Dukun beranak, atau sering disebut paraji di Sunda, memiliki peran yang jauh lebih kompleks daripada sekadar membantu proses kelahiran. Mereka adalah penjaga tradisi dan kearifan lokal yang telah berakar kuat di masyarakat. Figur ini memberikan dukungan fisik, emosional, dan spiritual kepada ibu hamil. Untuk memahami mereka, kita perlu Menyelami Tradisi warisan leluhur.
Paraji seringkali menjadi pemimpin dalam berbagai ritual pra dan pasca kelahiran. Ritual seperti mitoni (upacara tujuh bulanan) atau upacara pemberian nama bayi bukan hanya sekadar seremoni, tetapi manifestasi dari harapan dan doa. Melalui Menyelami Tradisi ini, komunitas mengungkapkan rasa syukur dan memohon perlindungan bagi ibu dan calon bayi, memperkuat ikatan sosial.
Pengetahuan yang dimiliki dukun beranak adalah warisan turun-temurun. Mereka menguasai teknik pijat prenatal yang dipercaya dapat memperbaiki posisi janin, serta meracik ramuan herbal untuk menjaga kesehatan ibu selama kehamilan. Ilmu ini tidak didapat dari pendidikan formal, melainkan dari pengalaman dan pembelajaran langsung, sebuah proses Menyelami Tradisi yang unik.
Pemerintah dan tenaga kesehatan modern kini telah mengakui pentingnya integrasi peran dukun beranak.
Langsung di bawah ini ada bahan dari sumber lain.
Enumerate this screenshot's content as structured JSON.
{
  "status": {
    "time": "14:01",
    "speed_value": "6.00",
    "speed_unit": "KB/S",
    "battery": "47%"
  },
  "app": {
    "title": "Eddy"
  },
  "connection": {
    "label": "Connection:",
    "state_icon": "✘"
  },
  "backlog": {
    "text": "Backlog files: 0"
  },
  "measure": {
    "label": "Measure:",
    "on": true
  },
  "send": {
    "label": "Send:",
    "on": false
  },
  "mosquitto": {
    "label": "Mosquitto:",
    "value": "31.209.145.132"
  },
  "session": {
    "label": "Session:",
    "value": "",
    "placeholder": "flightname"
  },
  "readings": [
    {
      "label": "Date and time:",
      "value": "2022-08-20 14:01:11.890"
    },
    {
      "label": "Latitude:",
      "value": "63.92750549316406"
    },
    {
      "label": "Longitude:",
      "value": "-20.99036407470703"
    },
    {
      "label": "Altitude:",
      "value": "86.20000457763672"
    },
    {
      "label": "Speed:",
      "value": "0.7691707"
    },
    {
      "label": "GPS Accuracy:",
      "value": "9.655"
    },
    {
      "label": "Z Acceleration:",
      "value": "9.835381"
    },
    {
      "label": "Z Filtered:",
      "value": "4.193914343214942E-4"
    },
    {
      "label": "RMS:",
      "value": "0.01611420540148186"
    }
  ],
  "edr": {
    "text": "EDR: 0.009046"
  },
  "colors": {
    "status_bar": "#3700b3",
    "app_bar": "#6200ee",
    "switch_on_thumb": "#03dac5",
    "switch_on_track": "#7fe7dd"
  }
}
Di banyak daerah, mereka diajak untuk bermitra dengan bidan desa, memastikan keselamatan ibu dan bayi menjadi prioritas tanpa menghilangkan praktik budaya yang berharga. Kolaborasi ini adalah langkah maju dalam menghargai Menyelami Tradisi lokal.
Peran dukun beranak sangat menonjol dalam perawatan pasca-melahirkan. Mereka bertanggung jawab memijat ibu untuk mempercepat pemulihan rahim dan mengembalikan energi. Selain itu, mereka juga memberikan bengkung (ikat perut) dan ramuan yang dipercaya membantu pengeluaran darah kotor dan mengencangkan otot-otot perut ibu.
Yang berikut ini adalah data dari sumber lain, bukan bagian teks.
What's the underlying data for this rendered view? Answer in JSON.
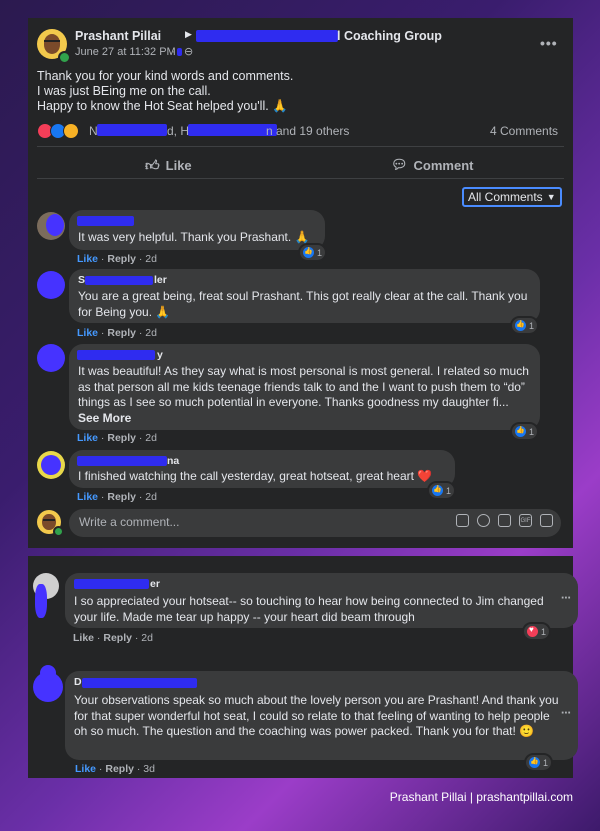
{
  "post": {
    "author": "Prashant Pillai",
    "group_suffix": "l Coaching Group",
    "timestamp": "June 27 at 11:32 PM",
    "body": [
      "Thank you for your kind words and comments.",
      "I was just BEing me on the call.",
      "Happy to know the Hot Seat helped you'll. 🙏"
    ],
    "reactions_prefix": "N",
    "reactions_mid": "d, H",
    "reactions_suffix": "n and 19 others",
    "comment_count": "4 Comments",
    "like_label": "Like",
    "comment_label": "Comment",
    "more_label": "•••"
  },
  "filter": {
    "label": "All Comments"
  },
  "comments": [
    {
      "name_visible": "",
      "text": "It was very helpful. Thank you Prashant. 🙏",
      "like": "Like",
      "reply": "Reply",
      "time": "2d",
      "reaction_count": "1"
    },
    {
      "name_visible_start": "S",
      "name_visible_end": "ler",
      "text": "You are a great being, freat soul Prashant. This got really clear at the call. Thank you for Being you. 🙏",
      "like": "Like",
      "reply": "Reply",
      "time": "2d",
      "reaction_count": "1"
    },
    {
      "name_visible_end": "y",
      "text": "It was beautiful! As they say what is most personal is most general. I related so much as that person all me kids teenage friends talk to and the I want to push them to “do” things as I see so much potential in everyone. Thanks goodness my daughter fi...",
      "see_more": "See More",
      "like": "Like",
      "reply": "Reply",
      "time": "2d",
      "reaction_count": "1"
    },
    {
      "name_visible_end": "na",
      "text": "I finished watching the call yesterday, great hotseat, great heart ❤️",
      "like": "Like",
      "reply": "Reply",
      "time": "2d",
      "reaction_count": "1"
    }
  ],
  "write_comment": {
    "placeholder": "Write a comment..."
  },
  "comments2": [
    {
      "name_visible_end": "er",
      "text": "I so appreciated your hotseat-- so touching to hear how being connected to Jim changed your life. Made me tear up happy -- your heart did beam through",
      "like": "Like",
      "reply": "Reply",
      "time": "2d",
      "reaction_count": "1"
    },
    {
      "name_visible_start": "D",
      "text": "Your observations speak so much about the lovely person you are Prashant! And thank you for that super wonderful hot seat, I could so relate to that feeling of wanting to help people oh so much. The question and the coaching was power packed. Thank you for that! 🙂",
      "like": "Like",
      "reply": "Reply",
      "time": "3d",
      "reaction_count": "1"
    }
  ],
  "footer": {
    "credit": "Prashant Pillai | prashantpillai.com"
  },
  "colors": {
    "panel": "#242526",
    "bubble": "#3a3b3c",
    "link_blue": "#4599ff",
    "redaction": "#2f2cf0"
  }
}
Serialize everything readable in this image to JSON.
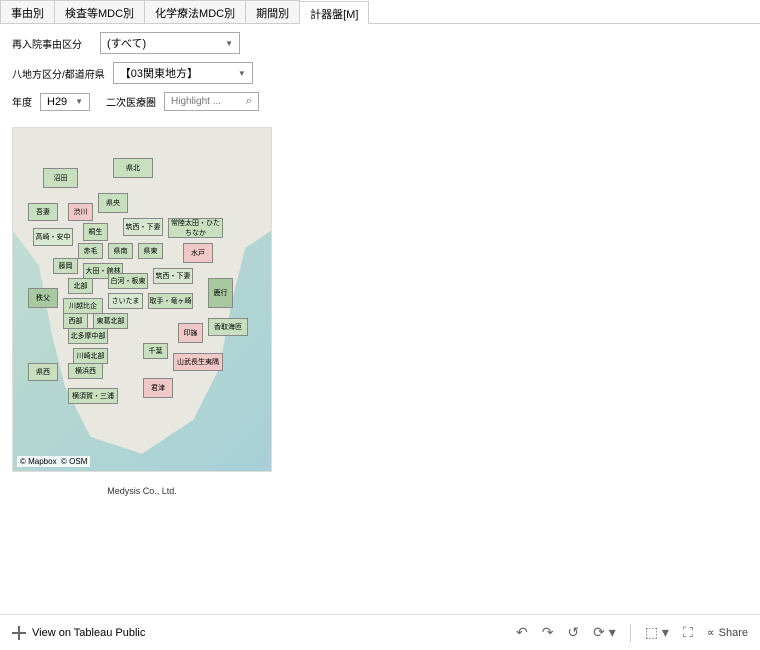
{
  "tabs": [
    {
      "label": "事由別"
    },
    {
      "label": "検査等MDC別"
    },
    {
      "label": "化学療法MDC別"
    },
    {
      "label": "期間別"
    },
    {
      "label": "計器盤[M]"
    }
  ],
  "active_tab": 4,
  "filters": {
    "readmission_label": "再入院事由区分",
    "readmission_value": "(すべて)",
    "region_label": "八地方区分/都道府県",
    "region_value": "【03関東地方】",
    "year_label": "年度",
    "year_value": "H29",
    "secondary_label": "二次医療圏",
    "search_placeholder": "Highlight ..."
  },
  "map": {
    "attribution_mapbox": "© Mapbox",
    "attribution_osm": "© OSM",
    "regions": [
      {
        "name": "沼田",
        "color": "green"
      },
      {
        "name": "県北",
        "color": "green"
      },
      {
        "name": "吾妻",
        "color": "green"
      },
      {
        "name": "渋川",
        "color": "pink"
      },
      {
        "name": "県央",
        "color": "green"
      },
      {
        "name": "桐生",
        "color": "green"
      },
      {
        "name": "筑西・下妻",
        "color": "lgreen"
      },
      {
        "name": "常陸太田・ひたちなか",
        "color": "green"
      },
      {
        "name": "高崎・安中",
        "color": "lgreen"
      },
      {
        "name": "赤毛",
        "color": "green"
      },
      {
        "name": "県南",
        "color": "green"
      },
      {
        "name": "県東",
        "color": "green"
      },
      {
        "name": "水戸",
        "color": "pink"
      },
      {
        "name": "藤岡",
        "color": "green"
      },
      {
        "name": "大田・館林",
        "color": "green"
      },
      {
        "name": "北部",
        "color": "green"
      },
      {
        "name": "白河・板東",
        "color": "green"
      },
      {
        "name": "筑西・下妻",
        "color": "lgreen"
      },
      {
        "name": "鹿行",
        "color": "dgreen"
      },
      {
        "name": "秩父",
        "color": "dgreen"
      },
      {
        "name": "川越比企",
        "color": "green"
      },
      {
        "name": "さいたま",
        "color": "lgreen"
      },
      {
        "name": "取手・竜ヶ崎",
        "color": "green"
      },
      {
        "name": "西部",
        "color": "green"
      },
      {
        "name": "東葛北部",
        "color": "green"
      },
      {
        "name": "印旛",
        "color": "pink"
      },
      {
        "name": "香取海匝",
        "color": "green"
      },
      {
        "name": "北多摩中部",
        "color": "green"
      },
      {
        "name": "川崎北部",
        "color": "green"
      },
      {
        "name": "千葉",
        "color": "green"
      },
      {
        "name": "山武長生夷隅",
        "color": "pink"
      },
      {
        "name": "横浜西",
        "color": "green"
      },
      {
        "name": "県西",
        "color": "green"
      },
      {
        "name": "君津",
        "color": "pink"
      },
      {
        "name": "横須賀・三浦",
        "color": "green"
      }
    ]
  },
  "footer": "Medysis Co., Ltd.",
  "toolbar": {
    "view_label": "View on Tableau Public",
    "share_label": "Share"
  }
}
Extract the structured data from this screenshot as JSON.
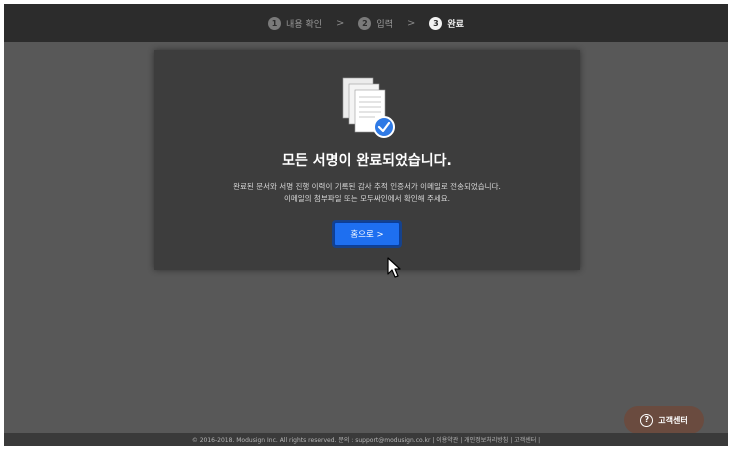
{
  "steps": [
    {
      "num": "1",
      "label": "내용 확인"
    },
    {
      "num": "2",
      "label": "입력"
    },
    {
      "num": "3",
      "label": "완료"
    }
  ],
  "step_separator": ">",
  "dialog": {
    "title": "모든 서명이 완료되었습니다.",
    "description_line1": "완료된 문서와 서명 진행 이력이 기록된 감사 추적 인증서가 이메일로 전송되었습니다.",
    "description_line2": "이메일의 첨부파일 또는 모두싸인에서 확인해 주세요.",
    "home_button_label": "홈으로 >"
  },
  "help_button": {
    "icon": "?",
    "label": "고객센터"
  },
  "footer": {
    "text": "© 2016-2018. Modusign Inc. All rights reserved.  문의 : support@modusign.co.kr  |  이용약관  |  개인정보처리방침  |  고객센터  |"
  },
  "colors": {
    "background": "#585858",
    "topbar": "#2c2c2c",
    "card": "#3d3d3d",
    "primary_button": "#1e6ff0",
    "check_badge": "#2f7ae5",
    "help_button": "#6a4b3f"
  }
}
Bagi bayi, paraji bertugas melakukan perawatan seperti memandikan, memijat, dan merawat tali pusar. Praktik-praktik ini seringkali dibarengi dengan mantra atau doa, yang menunjukkan dimensi spiritual yang melekat pada pekerjaan mereka. Kepercayaan masyarakat terhadap kemampuan non-medis dukun beranak memperkuat posisi mereka sebagai tokoh sentral.
Meskipun ilmu kedokteran semakin maju, kedekatan emosional yang dibangun oleh dukun beranak sulit digantikan. Mereka adalah figur yang selalu ada, siap sedia 24 jam, dan seringkali bekerja tanpa memandang imbalan. Kehadiran mereka memberikan rasa aman dan nyaman yang mendalam bagi keluarga yang sedang menantikan anggota baru.
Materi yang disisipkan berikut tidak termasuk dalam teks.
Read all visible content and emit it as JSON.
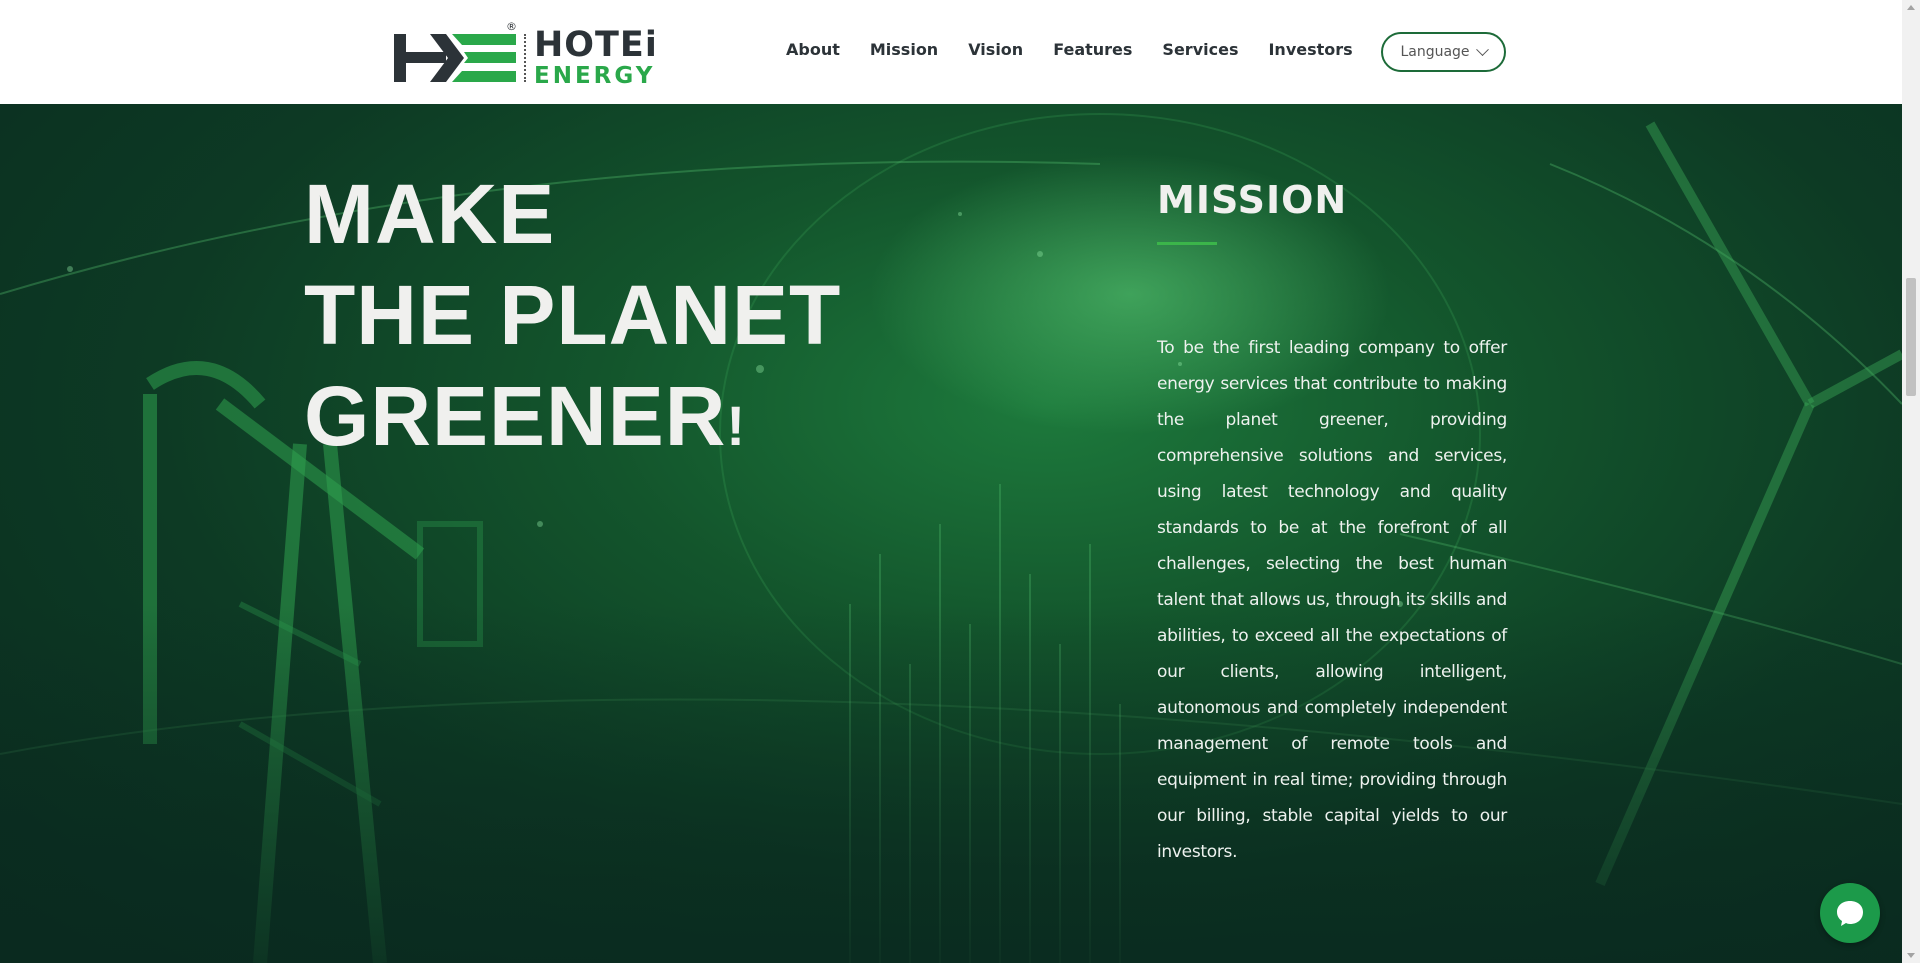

Oleh karena itu, peran dukun beranak harus dipandang sebagai kekayaan budaya yang patut dilestarikan. Mereka adalah tabib sunyi yang menjembatani praktik kuno dan kesehatan modern. Menyelami Tradisi mereka berarti menghargai akar budaya bangsa dan memastikan warisan perawatan yang holistik ini tidak tergerus oleh zaman.